Another risk group, patients with high 10-year ASCVD risk scores, is also recommended for primary prevention under 2013 guidelines. However, patients with high ASCVD risk scores could not be identified because smoking status and blood pressure was not reliably available in the Humana data. Thus, that treatment group was not included in the analysis. Therefore, this study cannot estimate the overall extent of users eligible for primary prevention according to the 2013 guidelines.

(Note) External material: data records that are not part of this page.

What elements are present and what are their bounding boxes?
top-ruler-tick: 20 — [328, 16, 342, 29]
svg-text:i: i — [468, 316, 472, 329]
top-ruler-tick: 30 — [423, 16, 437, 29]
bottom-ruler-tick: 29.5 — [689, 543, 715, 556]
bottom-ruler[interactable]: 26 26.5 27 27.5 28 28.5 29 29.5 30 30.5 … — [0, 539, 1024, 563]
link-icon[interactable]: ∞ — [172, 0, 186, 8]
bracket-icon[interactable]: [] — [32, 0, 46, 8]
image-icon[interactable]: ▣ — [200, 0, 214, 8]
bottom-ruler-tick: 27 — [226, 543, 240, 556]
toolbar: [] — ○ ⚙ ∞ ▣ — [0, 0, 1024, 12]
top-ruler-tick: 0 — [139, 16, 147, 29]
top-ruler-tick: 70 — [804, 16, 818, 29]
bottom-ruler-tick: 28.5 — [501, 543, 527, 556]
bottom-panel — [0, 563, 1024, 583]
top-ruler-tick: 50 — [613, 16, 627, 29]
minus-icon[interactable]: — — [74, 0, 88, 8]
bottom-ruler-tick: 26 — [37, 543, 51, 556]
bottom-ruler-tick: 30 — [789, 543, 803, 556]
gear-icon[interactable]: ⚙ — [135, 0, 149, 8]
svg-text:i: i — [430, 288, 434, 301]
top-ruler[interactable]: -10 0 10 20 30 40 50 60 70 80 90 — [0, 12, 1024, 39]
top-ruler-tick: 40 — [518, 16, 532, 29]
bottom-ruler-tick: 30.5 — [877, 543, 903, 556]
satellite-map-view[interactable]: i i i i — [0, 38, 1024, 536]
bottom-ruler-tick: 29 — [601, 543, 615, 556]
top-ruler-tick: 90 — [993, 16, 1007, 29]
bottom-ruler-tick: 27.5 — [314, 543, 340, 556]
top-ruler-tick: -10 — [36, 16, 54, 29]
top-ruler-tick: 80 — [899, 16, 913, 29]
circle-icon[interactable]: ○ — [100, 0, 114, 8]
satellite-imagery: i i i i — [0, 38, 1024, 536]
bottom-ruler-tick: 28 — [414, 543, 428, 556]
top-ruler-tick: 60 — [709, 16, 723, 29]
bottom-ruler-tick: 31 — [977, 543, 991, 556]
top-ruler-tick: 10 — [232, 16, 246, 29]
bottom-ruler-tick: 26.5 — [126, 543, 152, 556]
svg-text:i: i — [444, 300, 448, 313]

CVD is a leading cause of death in the United States, therefore, mortality is also an important outcome that should be considered. We could not estimate the association between the primary prevention treatment and cardiac mortality, since that mortality information was not available in Humana data. Further analysis is also needed to document the effect of duration of therapy on CVD outcomes and costs. For example, Grembowski et al. (2016) found that the cumulative statin use over time was correlated cumulatively with lower rates of cardiovascular death, stroke and AMI but had no cumulative effect on costs.21
Conclusions
Fuller implementation of the 2013 guidelines would expand primary prevention to a large number of patients at high risk for newly defined diabetes. Our results indicate that patients with diabetes within this expanded eligible population could benefit significantly from primary prevention. Moreover, we found that primary prevention using cholesterol-lowering treatment improved 1-year post-index costs and clinical outcomes at any post-index time in patients with both high LDL-C and diabetes, even without any consideration of long-term adherence to treatment. From every stakeholder perspective—patient, payer, and policy—it seems clear that the benefits of primary prevention justify greater efforts to treat a larger proportion of eligible patients.